Dari Tanah Terbaik Nusantara
Setiap biji kopi punya cerita. Kenali asal-usul kopi kami dari 7 origin terpilih di seluruh Indonesia.
Memuat peta…
📍 Klik titik pada peta untuk melihat detail origin • Zoom in/out tersedia

Gayo, Aceh
Kopi Gayo dari dataran tinggi Aceh terkenal dengan body yang tebal, acidity rendah, dan aftertaste cokelat yang panjang. Ditanam oleh petani lokal yang telah turun-temurun membudidayakan kopi di tanah vulkanik subur.

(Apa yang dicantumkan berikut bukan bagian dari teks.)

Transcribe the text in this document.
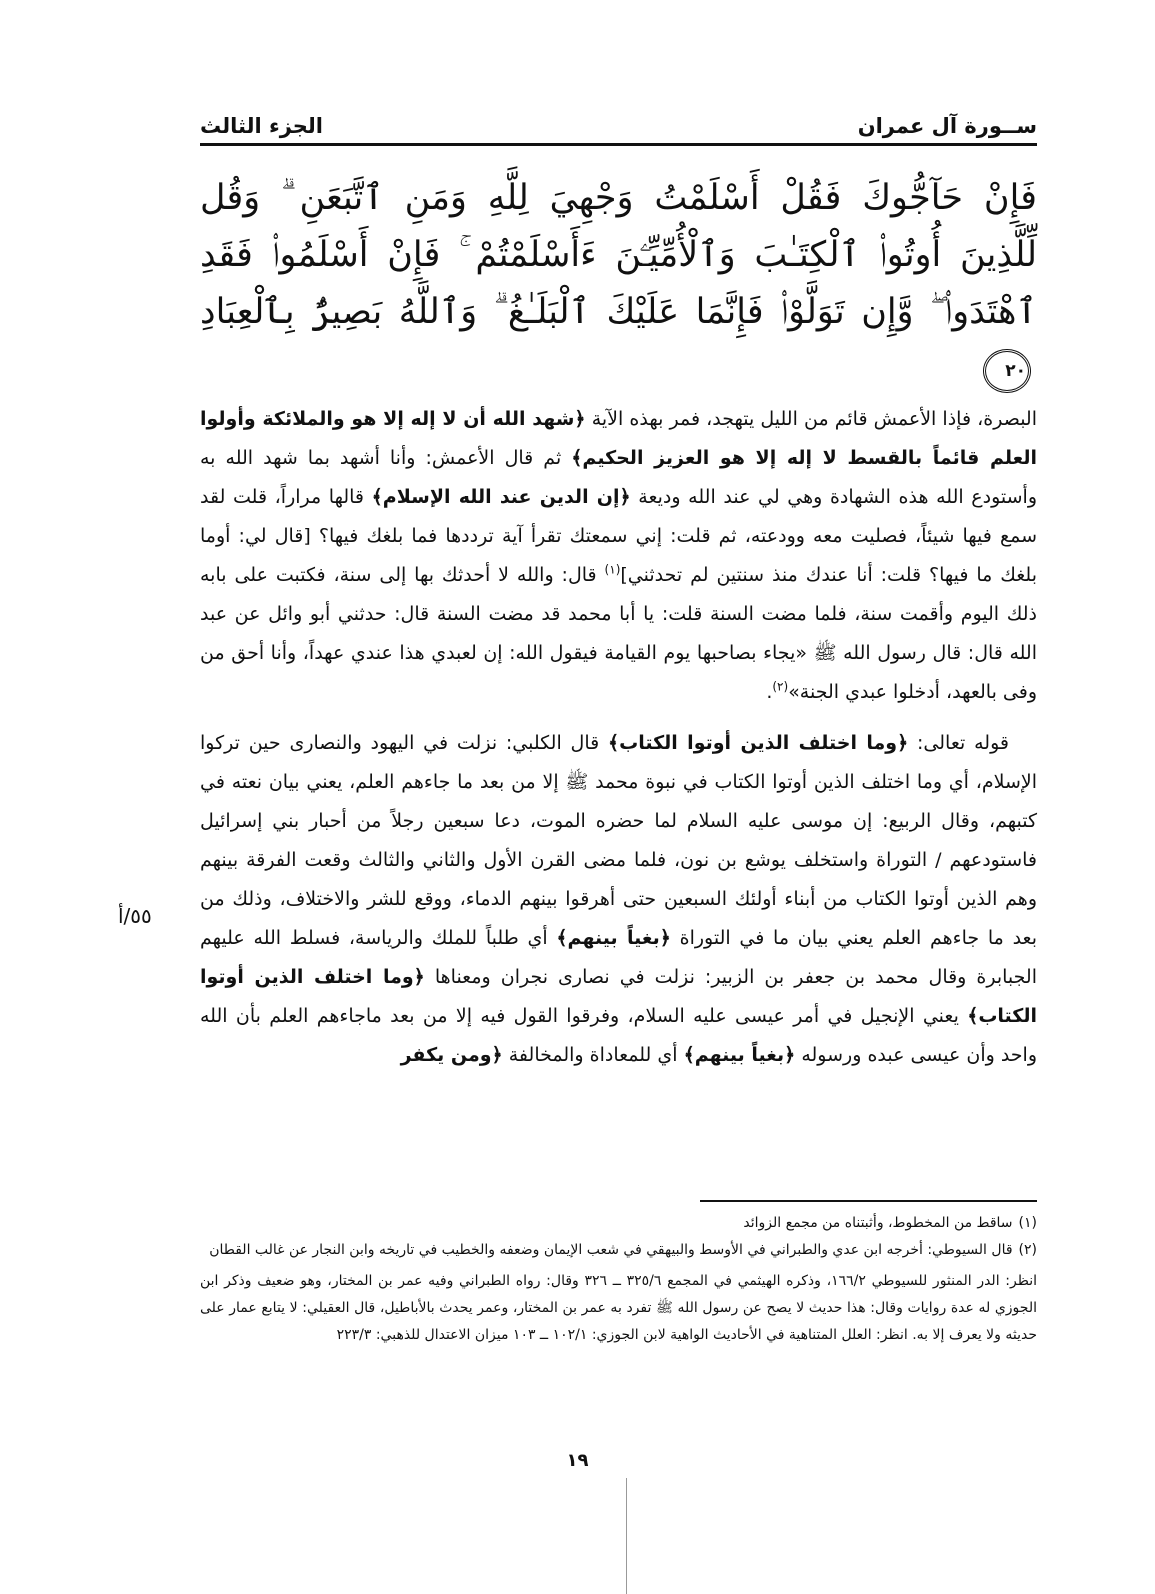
الجزء الثالث	ســورة آل عمران
فَإِنْ حَآجُّوكَ فَقُلْ أَسْلَمْتُ وَجْهِيَ لِلَّهِ وَمَنِ ٱتَّبَعَنِ ۗ وَقُل لِّلَّذِينَ أُوتُوا۟ ٱلْكِتَـٰبَ وَٱلْأُمِّيِّـۧنَ ءَأَسْلَمْتُمْ ۚ فَإِنْ أَسْلَمُوا۟ فَقَدِ ٱهْتَدَوا۟ ۖ وَّإِن تَوَلَّوْا۟ فَإِنَّمَا عَلَيْكَ ٱلْبَلَـٰغُ ۗ وَٱللَّهُ بَصِيرٌۢ بِٱلْعِبَادِ ٢٠

البصرة، فإذا الأعمش قائم من الليل يتهجد، فمر بهذه الآية ﴿شهد الله أن لا إله إلا هو والملائكة وأولوا العلم قائماً بالقسط لا إله إلا هو العزيز الحكيم﴾ ثم قال الأعمش: وأنا أشهد بما شهد الله به وأستودع الله هذه الشهادة وهي لي عند الله وديعة ﴿إن الدين عند الله الإسلام﴾ قالها مراراً، قلت لقد سمع فيها شيئاً، فصليت معه وودعته، ثم قلت: إني سمعتك تقرأ آية ترددها فما بلغك فيها؟ [قال لي: أوما بلغك ما فيها؟ قلت: أنا عندك منذ سنتين لم تحدثني]$^{(١)}$ قال: والله لا أحدثك بها إلى سنة، فكتبت على بابه ذلك اليوم وأقمت سنة، فلما مضت السنة قلت: يا أبا محمد قد مضت السنة قال: حدثني أبو وائل عن عبد الله قال: قال رسول الله ﷺ «يجاء بصاحبها يوم القيامة فيقول الله: إن لعبدي هذا عندي عهداً، وأنا أحق من وفى بالعهد، أدخلوا عبدي الجنة»$^{(٢)}$.

قوله تعالى: ﴿وما اختلف الذين أوتوا الكتاب﴾ قال الكلبي: نزلت في اليهود والنصارى حين تركوا الإسلام، أي وما اختلف الذين أوتوا الكتاب في نبوة محمد ﷺ إلا من بعد ما جاءهم العلم، يعني بيان نعته في كتبهم، وقال الربيع: إن موسى عليه السلام لما حضره الموت، دعا سبعين رجلاً من أحبار بني إسرائيل فاستودعهم / التوراة واستخلف يوشع بن نون، فلما مضى القرن الأول والثاني والثالث وقعت الفرقة بينهم وهم الذين أوتوا الكتاب من أبناء أولئك السبعين حتى أهرقوا بينهم الدماء، ووقع للشر والاختلاف، وذلك من بعد ما جاءهم العلم يعني بيان ما في التوراة ﴿بغياً بينهم﴾ أي طلباً للملك والرياسة، فسلط الله عليهم الجبابرة وقال محمد بن جعفر بن الزبير: نزلت في نصارى نجران ومعناها ﴿وما اختلف الذين أوتوا الكتاب﴾ يعني الإنجيل في أمر عيسى عليه السلام، وفرقوا القول فيه إلا من بعد ماجاءهم العلم بأن الله واحد وأن عيسى عبده ورسوله ﴿بغياً بينهم﴾ أي للمعاداة والمخالفة ﴿ومن يكفر

٥٥/أ

(١)ساقط من المخطوط، وأثبتناه من مجمع الزوائد

(٢)قال السيوطي: أخرجه ابن عدي والطبراني في الأوسط والبيهقي في شعب الإيمان وضعفه والخطيب في تاريخه وابن النجار عن غالب القطان

انظر: الدر المنثور للسيوطي ١٦٦/٢، وذكره الهيثمي في المجمع ٣٢٥/٦ ــ ٣٢٦ وقال: رواه الطبراني وفيه عمر بن المختار، وهو ضعيف وذكر ابن الجوزي له عدة روايات وقال: هذا حديث لا يصح عن رسول الله ﷺ تفرد به عمر بن المختار، وعمر يحدث بالأباطيل، قال العقيلي: لا يتابع عمار على حديثه ولا يعرف إلا به. انظر: العلل المتناهية في الأحاديث الواهية لابن الجوزي: ١٠٢/١ ــ ١٠٣ ميزان الاعتدال للذهبي: ٢٢٣/٣

١٩
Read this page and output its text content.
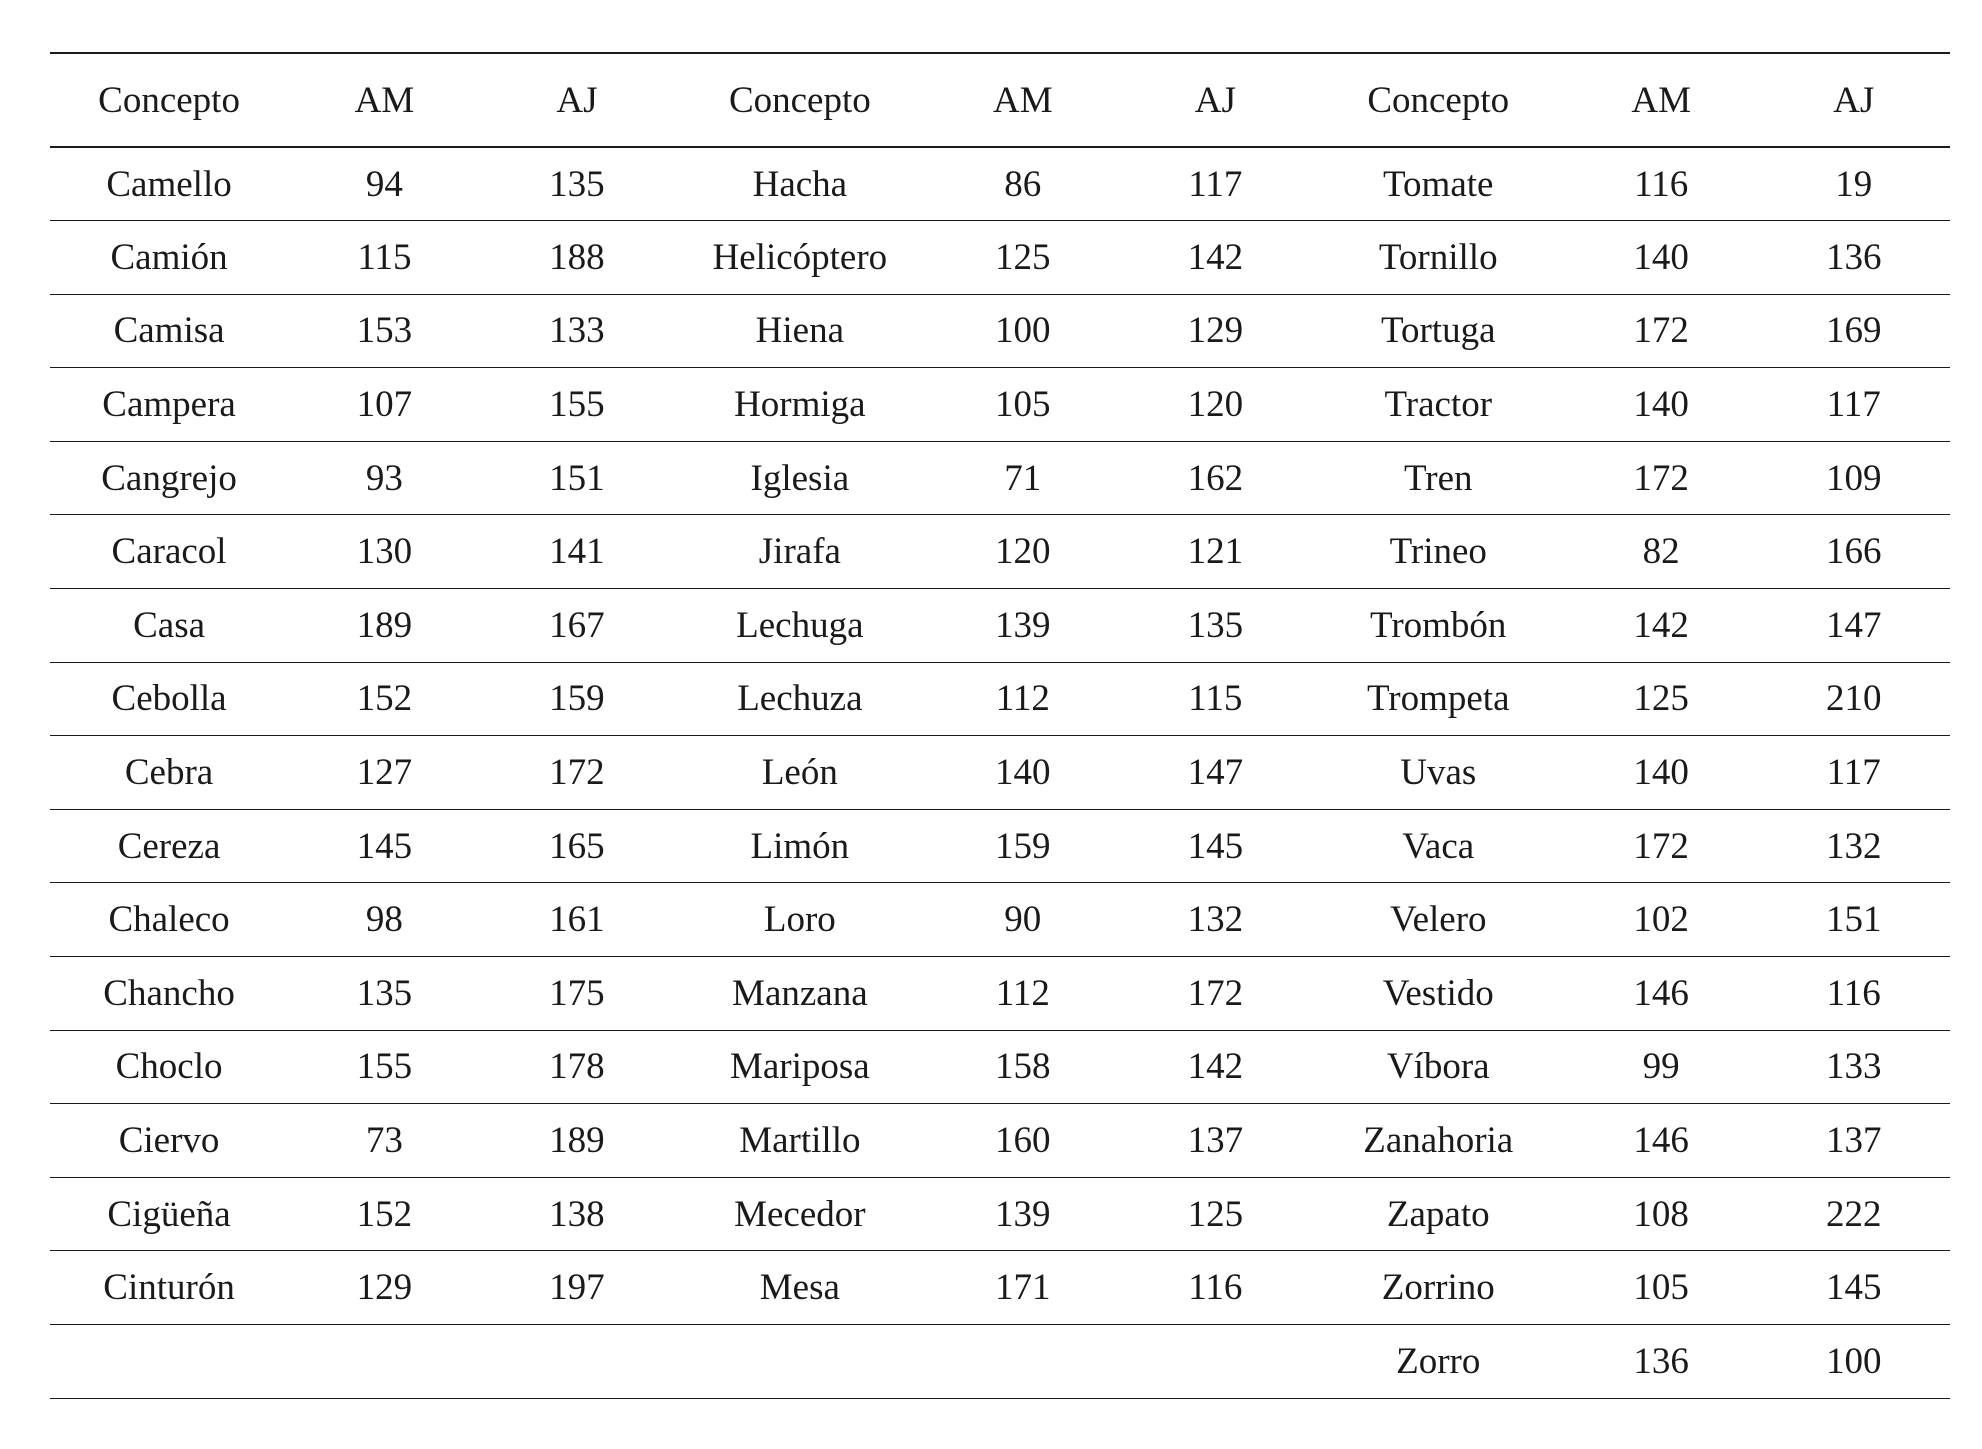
Concepto	AM	AJ	Concepto	AM	AJ	Concepto	AM	AJ
Camello	94	135	Hacha	86	117	Tomate	116	19
Camión	115	188	Helicóptero	125	142	Tornillo	140	136
Camisa	153	133	Hiena	100	129	Tortuga	172	169
Campera	107	155	Hormiga	105	120	Tractor	140	117
Cangrejo	93	151	Iglesia	71	162	Tren	172	109
Caracol	130	141	Jirafa	120	121	Trineo	82	166
Casa	189	167	Lechuga	139	135	Trombón	142	147
Cebolla	152	159	Lechuza	112	115	Trompeta	125	210
Cebra	127	172	León	140	147	Uvas	140	117
Cereza	145	165	Limón	159	145	Vaca	172	132
Chaleco	98	161	Loro	90	132	Velero	102	151
Chancho	135	175	Manzana	112	172	Vestido	146	116
Choclo	155	178	Mariposa	158	142	Víbora	99	133
Ciervo	73	189	Martillo	160	137	Zanahoria	146	137
Cigüeña	152	138	Mecedor	139	125	Zapato	108	222
Cinturón	129	197	Mesa	171	116	Zorrino	105	145
						Zorro	136	100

Mandheling, Sumatera Utara
Mandheling dikenal di seluruh dunia dengan karakter kopi yang syrupy, low acidity, dan rasa earthy yang khas. Proses wet-hull (giling basah) menjadi ciri khas yang membuat kopi ini tak tertandingi.

Temanggung, Jawa Tengah
Asal usul Kopi Tengara. Temanggung menghasilkan Arabika dan Robusta premium dengan terroir khas Jawa — balanced, medium body, dan nutty aftertaste. Generasi ketiga petani kopi terus menjaga tradisi kualitas.

Toraja, Sulawesi Selatan
Kopi Toraja tumbuh di Tana Toraja yang mistis, menghasilkan cita rasa herbal, dark chocolate, dan spicy notes. Proses pengeringan di bawah sinar matahari pegunungan memberikan karakter yang unik.

Flores Bajawa, NTT
Flores Bajawa menghadirkan kopi dengan karakter fruity-floral yang elegan, ditanam di lereng gunung berapi aktif Inerie. Altitude tinggi dan tanah vulkanik menciptakan profil rasa yang kompleks.

Wamena, Papua
Kopi Wamena tumbuh di Lembah Baliem, Papua, pada ketinggian yang ekstrem. Karakteristik clean cup, bright acidity, dan floral notes menjadikan kopi ini hidden gem Indonesia.

Kintamani, Bali
Kopi Kintamani dari Bali memiliki ciri khas citrusy acidity dan light body — segar seperti udara pegunungan Bali. Sistem subak (irigasi tradisional) turut mempengaruhi kualitas biji kopi.